With passion comes thought, and with thought comes preparation. Unlike any other job, a sports announcer can manipulate the circumstances to fit his needs best, with the main goal of producing a great performance. With passion should come the need for preparation, a step which will grow an announcer the most. Personally, I prefer to prepare for games by preparing my music the night before. Over about six years of announcing, I have built up a rather large personal music library as cheaply as I have been able to, nabbing deals that pop up regularly on internet stores such as ITunes and Google Play. From that library, I pick out about fifty songs out of my library to put in a playlist that will fit the coming game as much as possible.

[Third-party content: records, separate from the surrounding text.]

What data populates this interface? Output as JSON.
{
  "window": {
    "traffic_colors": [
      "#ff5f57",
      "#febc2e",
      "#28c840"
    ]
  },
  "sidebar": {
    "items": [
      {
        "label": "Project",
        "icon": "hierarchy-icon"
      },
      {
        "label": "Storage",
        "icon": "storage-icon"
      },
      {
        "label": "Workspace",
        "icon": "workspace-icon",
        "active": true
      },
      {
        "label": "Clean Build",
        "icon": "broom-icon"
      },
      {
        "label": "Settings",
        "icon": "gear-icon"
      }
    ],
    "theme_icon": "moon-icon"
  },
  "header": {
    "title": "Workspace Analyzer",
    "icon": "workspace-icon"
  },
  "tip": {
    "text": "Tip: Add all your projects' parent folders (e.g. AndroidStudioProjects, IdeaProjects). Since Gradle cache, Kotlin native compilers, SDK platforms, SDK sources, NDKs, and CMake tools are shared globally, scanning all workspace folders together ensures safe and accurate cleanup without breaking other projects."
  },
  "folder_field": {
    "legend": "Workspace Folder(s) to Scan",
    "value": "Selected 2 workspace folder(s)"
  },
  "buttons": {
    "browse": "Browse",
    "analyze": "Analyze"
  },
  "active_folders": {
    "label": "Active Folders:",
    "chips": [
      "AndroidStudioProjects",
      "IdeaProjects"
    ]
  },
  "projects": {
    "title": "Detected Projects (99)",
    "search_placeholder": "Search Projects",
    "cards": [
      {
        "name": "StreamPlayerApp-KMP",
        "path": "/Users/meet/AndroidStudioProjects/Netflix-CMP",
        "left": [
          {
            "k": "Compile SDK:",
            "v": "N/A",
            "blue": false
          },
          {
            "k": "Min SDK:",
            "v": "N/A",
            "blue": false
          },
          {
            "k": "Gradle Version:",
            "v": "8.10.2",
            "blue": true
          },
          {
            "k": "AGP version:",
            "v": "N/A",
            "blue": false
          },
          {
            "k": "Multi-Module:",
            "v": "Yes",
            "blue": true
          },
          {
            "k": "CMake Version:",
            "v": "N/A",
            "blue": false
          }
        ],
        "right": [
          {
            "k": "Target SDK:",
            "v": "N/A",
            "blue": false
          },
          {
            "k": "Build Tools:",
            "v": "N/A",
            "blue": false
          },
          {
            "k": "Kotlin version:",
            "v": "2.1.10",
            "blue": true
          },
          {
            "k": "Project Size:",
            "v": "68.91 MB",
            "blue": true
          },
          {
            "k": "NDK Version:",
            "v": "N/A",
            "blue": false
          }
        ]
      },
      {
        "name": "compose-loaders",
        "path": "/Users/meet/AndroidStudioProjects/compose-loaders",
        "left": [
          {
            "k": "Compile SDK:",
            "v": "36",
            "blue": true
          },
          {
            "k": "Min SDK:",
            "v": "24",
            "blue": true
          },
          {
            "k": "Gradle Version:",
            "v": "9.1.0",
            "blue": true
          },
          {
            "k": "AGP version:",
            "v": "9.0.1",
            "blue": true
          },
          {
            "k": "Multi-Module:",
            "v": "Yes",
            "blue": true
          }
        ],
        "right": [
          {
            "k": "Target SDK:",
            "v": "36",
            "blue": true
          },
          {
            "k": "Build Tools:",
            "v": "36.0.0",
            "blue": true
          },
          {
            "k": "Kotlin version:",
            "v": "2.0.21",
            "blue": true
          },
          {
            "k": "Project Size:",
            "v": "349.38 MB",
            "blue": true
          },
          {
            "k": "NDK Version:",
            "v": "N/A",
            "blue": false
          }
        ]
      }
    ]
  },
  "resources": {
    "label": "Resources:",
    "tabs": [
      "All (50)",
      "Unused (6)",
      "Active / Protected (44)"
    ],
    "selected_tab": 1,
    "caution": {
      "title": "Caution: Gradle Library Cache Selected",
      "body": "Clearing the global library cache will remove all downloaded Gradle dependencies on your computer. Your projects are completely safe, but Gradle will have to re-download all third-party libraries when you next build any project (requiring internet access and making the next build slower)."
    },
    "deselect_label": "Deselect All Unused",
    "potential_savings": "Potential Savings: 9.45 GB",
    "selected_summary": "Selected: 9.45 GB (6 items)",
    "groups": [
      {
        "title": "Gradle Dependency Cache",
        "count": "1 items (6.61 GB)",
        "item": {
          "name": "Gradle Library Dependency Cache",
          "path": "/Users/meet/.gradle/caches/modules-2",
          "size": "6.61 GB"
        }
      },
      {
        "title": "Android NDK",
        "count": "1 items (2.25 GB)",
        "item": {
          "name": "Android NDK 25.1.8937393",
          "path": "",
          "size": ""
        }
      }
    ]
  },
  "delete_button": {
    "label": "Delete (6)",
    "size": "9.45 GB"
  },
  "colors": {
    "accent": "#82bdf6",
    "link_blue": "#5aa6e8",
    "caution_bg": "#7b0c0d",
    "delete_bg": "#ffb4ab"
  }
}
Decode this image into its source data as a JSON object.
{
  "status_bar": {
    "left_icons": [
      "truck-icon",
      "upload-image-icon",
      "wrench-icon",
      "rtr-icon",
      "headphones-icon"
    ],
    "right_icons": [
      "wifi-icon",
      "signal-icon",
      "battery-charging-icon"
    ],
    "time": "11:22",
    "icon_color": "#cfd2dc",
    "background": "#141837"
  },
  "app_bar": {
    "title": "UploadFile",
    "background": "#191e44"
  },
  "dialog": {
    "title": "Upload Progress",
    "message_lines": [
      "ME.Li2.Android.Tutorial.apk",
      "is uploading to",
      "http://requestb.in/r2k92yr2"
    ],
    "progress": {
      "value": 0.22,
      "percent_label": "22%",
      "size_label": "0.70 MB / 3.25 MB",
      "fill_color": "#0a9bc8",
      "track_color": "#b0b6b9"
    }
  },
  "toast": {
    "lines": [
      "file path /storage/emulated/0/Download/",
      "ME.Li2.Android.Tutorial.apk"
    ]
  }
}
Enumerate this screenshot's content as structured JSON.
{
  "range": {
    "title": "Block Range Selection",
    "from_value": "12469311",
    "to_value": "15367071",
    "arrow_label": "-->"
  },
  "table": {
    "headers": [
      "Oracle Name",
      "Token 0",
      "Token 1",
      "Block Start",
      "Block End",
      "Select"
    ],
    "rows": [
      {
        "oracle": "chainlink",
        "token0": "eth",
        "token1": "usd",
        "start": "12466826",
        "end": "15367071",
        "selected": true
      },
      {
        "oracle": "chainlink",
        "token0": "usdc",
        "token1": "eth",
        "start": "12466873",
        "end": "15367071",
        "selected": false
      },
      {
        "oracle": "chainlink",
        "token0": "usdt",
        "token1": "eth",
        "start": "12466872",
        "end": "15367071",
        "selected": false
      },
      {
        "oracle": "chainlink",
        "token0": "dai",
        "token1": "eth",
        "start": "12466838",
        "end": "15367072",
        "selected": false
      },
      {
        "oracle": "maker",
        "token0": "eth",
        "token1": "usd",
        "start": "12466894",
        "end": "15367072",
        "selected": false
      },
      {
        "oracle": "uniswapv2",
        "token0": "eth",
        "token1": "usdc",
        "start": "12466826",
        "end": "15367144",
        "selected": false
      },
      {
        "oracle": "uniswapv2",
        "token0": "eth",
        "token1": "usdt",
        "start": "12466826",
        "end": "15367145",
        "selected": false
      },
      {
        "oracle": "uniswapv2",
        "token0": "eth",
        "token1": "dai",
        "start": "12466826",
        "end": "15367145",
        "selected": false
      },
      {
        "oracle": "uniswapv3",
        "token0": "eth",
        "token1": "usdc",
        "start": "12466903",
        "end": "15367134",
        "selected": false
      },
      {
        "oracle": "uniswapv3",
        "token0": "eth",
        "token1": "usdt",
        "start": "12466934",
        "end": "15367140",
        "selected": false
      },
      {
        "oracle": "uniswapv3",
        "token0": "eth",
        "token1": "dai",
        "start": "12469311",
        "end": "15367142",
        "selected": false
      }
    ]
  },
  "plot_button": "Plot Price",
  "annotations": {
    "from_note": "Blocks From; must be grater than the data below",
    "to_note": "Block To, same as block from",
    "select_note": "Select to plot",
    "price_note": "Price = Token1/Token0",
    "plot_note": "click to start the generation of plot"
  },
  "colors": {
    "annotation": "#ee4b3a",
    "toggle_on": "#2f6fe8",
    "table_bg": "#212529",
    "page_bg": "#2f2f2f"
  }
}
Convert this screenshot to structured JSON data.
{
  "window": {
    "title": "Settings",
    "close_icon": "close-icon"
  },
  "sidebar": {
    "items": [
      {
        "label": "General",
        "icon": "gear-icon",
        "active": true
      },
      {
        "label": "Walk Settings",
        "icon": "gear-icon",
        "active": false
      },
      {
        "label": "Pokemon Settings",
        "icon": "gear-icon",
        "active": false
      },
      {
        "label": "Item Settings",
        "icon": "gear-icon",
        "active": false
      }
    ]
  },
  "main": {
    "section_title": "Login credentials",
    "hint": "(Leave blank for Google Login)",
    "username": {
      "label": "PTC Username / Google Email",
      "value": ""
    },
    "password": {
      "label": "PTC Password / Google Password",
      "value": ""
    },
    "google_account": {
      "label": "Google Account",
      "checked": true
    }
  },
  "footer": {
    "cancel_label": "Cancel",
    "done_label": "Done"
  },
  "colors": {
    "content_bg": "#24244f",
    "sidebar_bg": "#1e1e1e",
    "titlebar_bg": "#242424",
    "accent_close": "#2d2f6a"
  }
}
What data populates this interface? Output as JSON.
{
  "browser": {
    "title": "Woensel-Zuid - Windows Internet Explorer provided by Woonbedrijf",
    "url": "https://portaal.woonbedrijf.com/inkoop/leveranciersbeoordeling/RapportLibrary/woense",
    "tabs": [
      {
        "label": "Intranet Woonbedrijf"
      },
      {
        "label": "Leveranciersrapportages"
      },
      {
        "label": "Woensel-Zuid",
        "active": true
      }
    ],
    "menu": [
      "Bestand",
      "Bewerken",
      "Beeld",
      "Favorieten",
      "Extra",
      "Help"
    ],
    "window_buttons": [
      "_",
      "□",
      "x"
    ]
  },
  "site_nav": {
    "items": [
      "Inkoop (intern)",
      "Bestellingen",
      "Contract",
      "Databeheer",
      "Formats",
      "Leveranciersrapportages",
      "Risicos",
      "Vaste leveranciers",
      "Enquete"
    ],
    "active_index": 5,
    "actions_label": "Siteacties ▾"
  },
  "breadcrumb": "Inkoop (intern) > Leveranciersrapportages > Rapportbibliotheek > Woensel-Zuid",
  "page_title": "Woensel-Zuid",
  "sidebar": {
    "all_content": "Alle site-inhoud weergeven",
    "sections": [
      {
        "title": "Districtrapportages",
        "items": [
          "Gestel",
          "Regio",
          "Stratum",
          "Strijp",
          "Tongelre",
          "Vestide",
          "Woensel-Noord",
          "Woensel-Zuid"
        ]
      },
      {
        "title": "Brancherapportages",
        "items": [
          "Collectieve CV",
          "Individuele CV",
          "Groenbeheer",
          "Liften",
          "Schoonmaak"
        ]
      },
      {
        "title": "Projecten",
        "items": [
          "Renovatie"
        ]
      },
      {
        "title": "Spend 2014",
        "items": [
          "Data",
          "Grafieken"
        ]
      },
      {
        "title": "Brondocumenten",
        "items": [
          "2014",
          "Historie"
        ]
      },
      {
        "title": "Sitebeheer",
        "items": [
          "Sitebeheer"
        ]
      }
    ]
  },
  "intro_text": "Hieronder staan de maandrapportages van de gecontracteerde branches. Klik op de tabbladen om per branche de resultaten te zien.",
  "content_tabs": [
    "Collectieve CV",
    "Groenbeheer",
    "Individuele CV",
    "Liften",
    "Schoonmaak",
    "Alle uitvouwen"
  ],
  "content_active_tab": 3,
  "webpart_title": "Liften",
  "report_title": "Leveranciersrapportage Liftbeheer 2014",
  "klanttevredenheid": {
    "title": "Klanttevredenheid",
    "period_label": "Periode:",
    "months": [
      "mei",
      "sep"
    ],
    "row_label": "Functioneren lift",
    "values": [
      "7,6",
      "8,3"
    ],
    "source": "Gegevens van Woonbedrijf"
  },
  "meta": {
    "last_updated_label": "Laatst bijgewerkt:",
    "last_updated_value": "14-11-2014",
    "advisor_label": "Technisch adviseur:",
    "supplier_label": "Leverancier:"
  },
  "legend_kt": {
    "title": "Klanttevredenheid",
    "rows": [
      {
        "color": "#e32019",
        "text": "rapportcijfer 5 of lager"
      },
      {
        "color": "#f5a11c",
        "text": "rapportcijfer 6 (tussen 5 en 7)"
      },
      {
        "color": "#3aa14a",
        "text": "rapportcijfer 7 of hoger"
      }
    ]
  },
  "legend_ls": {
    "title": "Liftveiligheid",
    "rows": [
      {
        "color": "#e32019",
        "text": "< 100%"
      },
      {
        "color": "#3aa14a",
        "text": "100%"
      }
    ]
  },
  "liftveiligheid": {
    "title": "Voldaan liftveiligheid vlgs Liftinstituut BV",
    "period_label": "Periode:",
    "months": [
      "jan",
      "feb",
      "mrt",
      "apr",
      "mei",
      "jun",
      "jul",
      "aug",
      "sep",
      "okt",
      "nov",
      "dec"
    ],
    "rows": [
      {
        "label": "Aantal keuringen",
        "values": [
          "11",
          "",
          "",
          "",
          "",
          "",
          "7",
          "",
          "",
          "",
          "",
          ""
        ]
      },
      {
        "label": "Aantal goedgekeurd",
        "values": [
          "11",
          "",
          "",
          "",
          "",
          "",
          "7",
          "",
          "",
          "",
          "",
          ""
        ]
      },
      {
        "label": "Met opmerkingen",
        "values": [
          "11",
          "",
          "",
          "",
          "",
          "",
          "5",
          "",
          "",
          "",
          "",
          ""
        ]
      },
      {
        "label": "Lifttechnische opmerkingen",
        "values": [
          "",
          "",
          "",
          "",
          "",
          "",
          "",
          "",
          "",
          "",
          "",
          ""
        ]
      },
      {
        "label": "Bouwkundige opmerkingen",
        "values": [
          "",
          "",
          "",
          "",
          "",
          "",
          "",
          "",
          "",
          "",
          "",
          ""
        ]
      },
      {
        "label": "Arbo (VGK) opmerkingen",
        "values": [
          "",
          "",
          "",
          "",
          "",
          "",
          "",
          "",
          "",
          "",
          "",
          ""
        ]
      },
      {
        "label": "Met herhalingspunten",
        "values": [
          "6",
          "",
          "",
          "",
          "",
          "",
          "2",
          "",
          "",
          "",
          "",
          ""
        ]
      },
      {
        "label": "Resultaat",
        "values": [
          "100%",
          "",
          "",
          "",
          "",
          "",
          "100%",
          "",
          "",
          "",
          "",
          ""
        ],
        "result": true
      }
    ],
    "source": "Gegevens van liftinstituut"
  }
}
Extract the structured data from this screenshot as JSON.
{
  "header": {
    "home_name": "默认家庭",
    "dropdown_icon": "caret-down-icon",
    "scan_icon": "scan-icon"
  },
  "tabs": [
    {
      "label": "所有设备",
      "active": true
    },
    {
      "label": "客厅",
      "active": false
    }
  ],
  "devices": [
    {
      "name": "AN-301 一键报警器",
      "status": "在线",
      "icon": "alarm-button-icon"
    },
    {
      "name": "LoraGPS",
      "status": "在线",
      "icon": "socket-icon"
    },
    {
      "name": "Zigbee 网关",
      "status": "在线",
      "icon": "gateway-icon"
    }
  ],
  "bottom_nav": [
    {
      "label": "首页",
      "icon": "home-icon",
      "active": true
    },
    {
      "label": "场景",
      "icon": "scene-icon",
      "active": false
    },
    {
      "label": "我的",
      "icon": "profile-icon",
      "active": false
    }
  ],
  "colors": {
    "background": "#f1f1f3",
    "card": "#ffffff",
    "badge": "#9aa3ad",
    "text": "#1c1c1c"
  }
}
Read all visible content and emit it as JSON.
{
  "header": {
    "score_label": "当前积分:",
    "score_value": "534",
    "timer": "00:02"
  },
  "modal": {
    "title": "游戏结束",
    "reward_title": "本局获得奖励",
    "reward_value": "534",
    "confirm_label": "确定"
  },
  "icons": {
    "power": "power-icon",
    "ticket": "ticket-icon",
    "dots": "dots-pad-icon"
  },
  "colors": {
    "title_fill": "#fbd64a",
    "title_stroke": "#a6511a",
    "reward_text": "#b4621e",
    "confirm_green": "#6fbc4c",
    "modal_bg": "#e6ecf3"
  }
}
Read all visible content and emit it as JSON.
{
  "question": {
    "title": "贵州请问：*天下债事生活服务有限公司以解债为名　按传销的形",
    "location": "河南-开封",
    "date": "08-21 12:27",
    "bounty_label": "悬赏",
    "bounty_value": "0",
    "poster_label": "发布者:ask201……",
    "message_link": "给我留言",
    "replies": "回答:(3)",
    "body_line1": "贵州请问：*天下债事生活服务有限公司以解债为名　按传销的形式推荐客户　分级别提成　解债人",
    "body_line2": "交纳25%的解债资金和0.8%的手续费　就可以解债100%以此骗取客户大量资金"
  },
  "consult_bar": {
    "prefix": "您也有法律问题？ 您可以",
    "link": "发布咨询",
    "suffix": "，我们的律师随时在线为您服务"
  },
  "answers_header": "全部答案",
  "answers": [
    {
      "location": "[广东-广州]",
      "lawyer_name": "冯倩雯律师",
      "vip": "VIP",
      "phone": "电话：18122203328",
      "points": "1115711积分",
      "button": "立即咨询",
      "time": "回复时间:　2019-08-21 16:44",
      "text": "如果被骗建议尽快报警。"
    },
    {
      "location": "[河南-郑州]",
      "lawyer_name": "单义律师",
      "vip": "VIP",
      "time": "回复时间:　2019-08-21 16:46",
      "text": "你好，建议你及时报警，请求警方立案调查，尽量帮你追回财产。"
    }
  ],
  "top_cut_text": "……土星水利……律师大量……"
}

If the opponent is Tree of Life Christian School, for example, one of the songs I pick may be Trees by Twenty One Pilots, a song that can be explicitly used within context for that matchup. I try to pick a playlist that will not only keep the audience tuned into the game and the players pumped up, but that could tell a story, an element that I try to implant into games to leave people thinking about lyrics or tunes in songs after the night is over. Going to a Christian school, I have the privilege of making some of those lyrics reflective of my faith, for example, to make people think, within the context of the game, differently then they would without music and announcing.
One could also be preparative in other ways, such as purchasing personal equipment to ensure maximum performance on the announcer’s end. Personally, I bring three things along with me to every game I announce: my Shure 55SH Series 2 microphone, a Google Nexus 7 tablet (for music), and a cord to connect that to the sound system. These instruments have served me beautifully in aiding the effort to produce a good performance on the production end.
Most importantly, though, preparation is most key in word pronunciation and preparation for speaking as an announcer. At Delaware Christian, I play the in-game role of both announcer and DJ/Music Guy most of the time, so this sometimes gets overlooked, but credibility can’t be ruined faster than from a mispronounced name. An announcer needs to be sensitive to name pronunciations!
Overall, the reason for preparation is not self-centered in the least bit, but, rather, to do one’s best to give the home team a little mental advantage and for the onlookers to think and have fun all at the same time.
…game production was a team sport?
It is rather unfair the credit the announcer can get comparable to everything going on behind the scenes of a good operation. Most of the time, the announcer purely serves as a pretty cover for rather jumbled numbers behind the scenes. The people that work towards a better game experience by keeping score, gathering lineups, keeping track of little stats and details, setting up the technical equipment beforehand, and suggesting new material and music for the game are the people who deserve to be in the spotlight. Just as no one person has ever won anything in a team sport, an announcer who tries to do it all will fail miserably (I know from experience!). When a team comes in who knows what they are doing, that plays their designed positions to the best of their ability off of the floor, it frees up (notably) announcer to try new things and make the game on the hardwood more enjoyable for everyone looking on and participating.
These what ifs have become Delaware Christian’s why nots. I believe we are a step ahead of the game. Though we will never be perfect, as no one can, we can work to help our organization’s face and performance in the subtle, yet extravagant ways. We put these and more into practice each game and are constantly looking for different ways to aid the spectator’s feelings and mindset about the game at hand, which, in turn, extremely affects the mindset of the players and, therefore, the overall quality of the experience.
You will remember the next game we go to, my friend.